Report Summary
Committee Report: Downturn in Automobile Sector
- The Standing Committee on Industry (Chair: Dr. K. Keshava Rao) submitted its report on ‘Downturn in Automobile Sector – its impact and measures for revival’ in December, 2020. The Committee looked at the downturn in the sector in 2019-20, the impact of the COVID-19 pandemic on the sector, and recommended measures for facilitating the revival of the sector. Key observations and recommendations of the Committee include:
- Impact of slowdown: The Committee noted that the automobile sector has a turnover of Rs 8.2 lakh crore which constitutes 49% of India’s manufacturing GDP and 7.1% of overall GDP. 8% of the total exports worth USD 27 billion come from the automobile industry. Further, the sector contributes to 15% of the total GST collection. The auto components industry is also worth nearly Rs 4 lakh crore (2.3% of GDP) and employs 50 lakh persons. Considering its size, the downturn in the automobile sector is having a cascading effect on the Indian economy. The drop in sales has forced manufacturers to cut production, including the production of auto components and ancillaries. As a result, there has been an estimated job loss of 3.45 lakh in the auto sector. Further, the loans to the auto sales sector has declined (from Rs 1,922 crore in FY 2018 to Rs 1,493 crore in FY 2019).

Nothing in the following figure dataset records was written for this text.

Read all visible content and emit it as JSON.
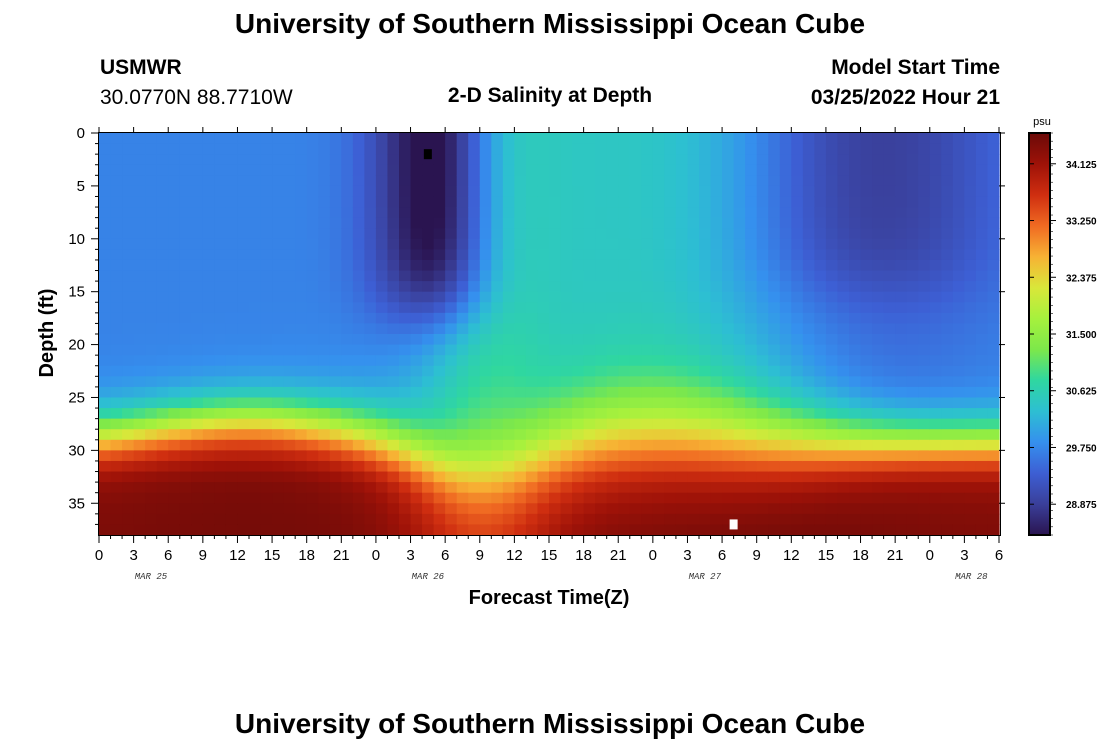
{
  "header": {
    "title": "University of Southern Mississippi Ocean Cube",
    "station": "USMWR",
    "coords": "30.0770N  88.7710W",
    "plot_title": "2-D Salinity at Depth",
    "model_label": "Model Start Time",
    "model_time": "03/25/2022 Hour 21"
  },
  "footer": {
    "title": "University of Southern Mississippi Ocean Cube"
  },
  "colors": {
    "scale": [
      "#2a1450",
      "#3a3f9a",
      "#3d5fd4",
      "#3590ee",
      "#2dbfd2",
      "#2fd7a0",
      "#7de84a",
      "#a6f13d",
      "#d9e73a",
      "#f7b234",
      "#f06a22",
      "#cf2e10",
      "#9e1208",
      "#6b0a08"
    ]
  },
  "chart_data": {
    "type": "heatmap",
    "title": "2-D Salinity at Depth",
    "xlabel": "Forecast Time(Z)",
    "ylabel": "Depth (ft)",
    "xticks": [
      "0",
      "3",
      "6",
      "9",
      "12",
      "15",
      "18",
      "21",
      "0",
      "3",
      "6",
      "9",
      "12",
      "15",
      "18",
      "21",
      "0",
      "3",
      "6",
      "9",
      "12",
      "15",
      "18",
      "21",
      "0",
      "3",
      "6"
    ],
    "yticks": [
      "0",
      "5",
      "10",
      "15",
      "20",
      "25",
      "30",
      "35"
    ],
    "date_labels": [
      {
        "label": "MAR 25",
        "tick_index": 1.5
      },
      {
        "label": "MAR 26",
        "tick_index": 9.5
      },
      {
        "label": "MAR 27",
        "tick_index": 17.5
      },
      {
        "label": "MAR 28",
        "tick_index": 25.2
      }
    ],
    "xlim_hours": [
      0,
      78
    ],
    "ylim_ft": [
      0,
      38
    ],
    "colorbar": {
      "unit": "psu",
      "labels": [
        "34.125",
        "33.250",
        "32.375",
        "31.500",
        "30.625",
        "29.750",
        "28.875"
      ],
      "range": [
        28.4,
        34.6
      ]
    },
    "field_summary": {
      "surface_min_1": {
        "hour": 28,
        "depth_ft": 8,
        "psu": 28.4
      },
      "surface_min_2": {
        "hour": 68,
        "depth_ft": 7,
        "psu": 29.0
      },
      "bottom_max_psu": 34.4,
      "surface_baseline_psu": 29.7,
      "mid_surface_psu": 30.85
    },
    "markers": [
      {
        "hour": 28.5,
        "depth_ft": 2.0,
        "color": "#000000"
      },
      {
        "hour": 55.0,
        "depth_ft": 37.0,
        "color": "#ffffff"
      }
    ]
  }
}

Table 1: Domestic automobile sales
Grade |
April-Sept 2019 |
Change from 2018 |
Passenger vehicles |
13,33,251 |
-23.6% |
Commercial vehicles |
3,75,480 |
-23.0% |
3 Wheelers |
3,30,696 |
-6.7% |
2 Wheelers |
96,96,733 |
-16.2% |
Total |
1,17,36,976 |
-17.1% |
- Financial issues Customers: The Committee observed that customers are facing difficulty in getting automobile loans. This is because banks are following credit ratings rigorously and most two-wheeler customers are first time users who do not have any credit rating. Similarly, in rural areas, customers do not have any record of financial security which makes it difficult for them to get loans. The Committee held that auto loan is secured as the vehicle itself is collateral. Therefore, banks should not refuse loans to customers. It recommended that the Department of Heavy Industries should take up the matter with the Department of Financial Services to adopt a liberal policy in sanctioning of vehicle loans.
- Rationalisation of GST rates: Internal combustion engine (ICE) based vehicles (includes all petrol and diesel-engine based vehicles) attract the highest GST rate of 28% and an additional compensation cess ranging from 1% to 22%. The Committee noted that as the government has kept the GST rates on electric vehicles at 5% to promote demand, there is scope for reducing GST rates on ICE vehicles as well to spur demand to overcome the downturn in the sector. It recommended that a GST rate of 18% will help bring down the prices, therefore driving the demand up. The increased sales will compensate for the loss in GST revenue. Further, the Committee recommended that the GST rate on used cars should be reduced from the current 12% or 18% (depending on the type) to 4%.
- Uniform road tax across the country: Unlike the GST, the road tax and registration tax on vehicles vary from state to state. The Committee noted that there are many procedural difficulties with respect to road and registration tax when a vehicle is moved from one state to another. It recommended that a uniform road tax should be followed across all states.
- Impact of COVID-19 lockdown: The Committee observed that the sector was already under a prolonged slump in 2019-20. The national lockdown imposed due to the COVID-19 pandemic led to a complete shutdown of the industry, leading to a loss of approximately Rs 2,300 crore per day during the lockdown. As a result, the sector may continue to face contraction (negative growth) for another two years. The impact has been on both the demand and supply sides. On the supply side, the lockdown has led to logistics logjam, insufficient workforce, financial insecurity due to lack of sales and delayed payments, and shortage of imported components (mostly from China). The demand has been affected by negative consumer sentiments and lack of liquidity.
- The Committee held that the relief package announced by the government falls short of addressing the issues related to the automobile sector as the package is targeted to boost only the supply side of the economy. It recommended that the government should announce a stimulus package for demand generation in the sector. Further, it recommended several additional measures: (i) expenditure incurred by auto sector companies for making payments to temporary and contract labour during the lockdown should be eligible for corporate social responsibility (CSR) expense, (ii) self-certification by manufacturers should be allowed for regulatory requirements instead of testing and approval by government agencies.